The cessation of mining at Oakleigh in early 2013, and scaling back of the Jeebropilly operations in light of market conditions also impacted on the final result.
The New Acland Coal Mine has responded to cost reduction programs and continues to perform as a low cost Australian producer, New Hope said.
However, Jeebropilly remains a problem for the company.
“Despite the recent restructuring, implementation of cost reduction programs and an improving exchange rate, the smaller Jeebropilly mine continues to operate at a loss,” New Hope said.
“At current margins, modelling suggests it is prudent to continue operating Jeebropilly at a loss in order to reduce the impact of fixed costs, and to undertake site rehabilitation in the most cost effective manner.

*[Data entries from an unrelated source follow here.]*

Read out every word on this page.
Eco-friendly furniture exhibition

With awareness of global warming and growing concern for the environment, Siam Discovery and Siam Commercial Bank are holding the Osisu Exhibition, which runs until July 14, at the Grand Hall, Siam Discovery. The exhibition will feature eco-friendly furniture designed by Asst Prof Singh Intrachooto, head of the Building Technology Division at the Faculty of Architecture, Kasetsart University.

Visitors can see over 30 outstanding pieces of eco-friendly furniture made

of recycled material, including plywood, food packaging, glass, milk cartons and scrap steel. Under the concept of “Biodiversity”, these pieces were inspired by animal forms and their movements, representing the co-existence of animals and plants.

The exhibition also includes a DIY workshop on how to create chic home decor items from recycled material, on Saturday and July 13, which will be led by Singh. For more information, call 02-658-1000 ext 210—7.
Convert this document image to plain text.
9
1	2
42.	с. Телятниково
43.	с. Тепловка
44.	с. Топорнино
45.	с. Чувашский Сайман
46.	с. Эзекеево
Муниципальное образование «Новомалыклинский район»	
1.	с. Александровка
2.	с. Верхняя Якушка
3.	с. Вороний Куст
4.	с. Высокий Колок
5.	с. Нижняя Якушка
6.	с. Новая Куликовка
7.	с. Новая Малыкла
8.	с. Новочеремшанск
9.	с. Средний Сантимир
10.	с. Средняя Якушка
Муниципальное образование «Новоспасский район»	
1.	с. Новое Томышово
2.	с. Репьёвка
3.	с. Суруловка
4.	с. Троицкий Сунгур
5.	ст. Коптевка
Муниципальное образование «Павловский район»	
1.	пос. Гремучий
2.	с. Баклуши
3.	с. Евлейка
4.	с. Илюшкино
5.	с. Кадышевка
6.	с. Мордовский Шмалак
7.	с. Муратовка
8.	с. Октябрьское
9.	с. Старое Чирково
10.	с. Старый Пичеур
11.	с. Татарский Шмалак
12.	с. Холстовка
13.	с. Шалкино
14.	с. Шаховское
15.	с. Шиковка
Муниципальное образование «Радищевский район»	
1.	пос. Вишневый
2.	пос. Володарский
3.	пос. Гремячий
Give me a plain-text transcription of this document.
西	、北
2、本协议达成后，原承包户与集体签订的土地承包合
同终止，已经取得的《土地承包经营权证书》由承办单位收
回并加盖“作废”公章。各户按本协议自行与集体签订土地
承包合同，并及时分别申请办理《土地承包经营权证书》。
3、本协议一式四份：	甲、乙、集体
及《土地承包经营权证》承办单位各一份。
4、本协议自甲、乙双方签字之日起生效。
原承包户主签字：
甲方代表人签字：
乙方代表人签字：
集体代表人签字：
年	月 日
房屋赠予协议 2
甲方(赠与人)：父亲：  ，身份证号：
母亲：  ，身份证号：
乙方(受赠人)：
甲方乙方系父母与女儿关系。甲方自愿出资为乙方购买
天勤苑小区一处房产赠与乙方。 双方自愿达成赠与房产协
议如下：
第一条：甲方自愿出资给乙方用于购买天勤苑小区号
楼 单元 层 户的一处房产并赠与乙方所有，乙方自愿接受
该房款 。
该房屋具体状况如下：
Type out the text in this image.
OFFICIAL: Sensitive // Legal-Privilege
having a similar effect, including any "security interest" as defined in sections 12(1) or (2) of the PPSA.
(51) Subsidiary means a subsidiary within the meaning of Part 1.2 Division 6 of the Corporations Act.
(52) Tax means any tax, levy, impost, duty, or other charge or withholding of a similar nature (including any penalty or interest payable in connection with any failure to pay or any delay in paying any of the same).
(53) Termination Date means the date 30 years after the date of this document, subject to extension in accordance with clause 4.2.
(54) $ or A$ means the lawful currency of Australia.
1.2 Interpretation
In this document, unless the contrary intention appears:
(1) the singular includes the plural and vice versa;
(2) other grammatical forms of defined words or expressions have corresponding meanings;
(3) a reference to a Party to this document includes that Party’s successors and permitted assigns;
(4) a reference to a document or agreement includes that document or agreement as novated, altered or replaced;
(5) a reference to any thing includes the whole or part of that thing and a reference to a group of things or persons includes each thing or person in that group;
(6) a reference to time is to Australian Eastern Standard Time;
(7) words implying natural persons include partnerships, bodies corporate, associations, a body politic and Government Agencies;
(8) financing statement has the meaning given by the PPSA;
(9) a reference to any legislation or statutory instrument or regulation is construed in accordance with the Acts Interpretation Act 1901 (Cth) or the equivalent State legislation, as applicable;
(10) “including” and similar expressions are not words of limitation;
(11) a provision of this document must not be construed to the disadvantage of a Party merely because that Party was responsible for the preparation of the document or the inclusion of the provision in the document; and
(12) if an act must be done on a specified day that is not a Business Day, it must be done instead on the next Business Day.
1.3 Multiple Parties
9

This period will be a function of coal prices, foreign exchange rates and operating costs and will be closely monitored.”
Sales for the quarter recovered after a three week rail outage negatively impacted sales during the third quarter.
On a full year basis sales were down 4% reflecting the reduced production levels, but offset by a drawdown of coal inventory levels available from the start of the financial year.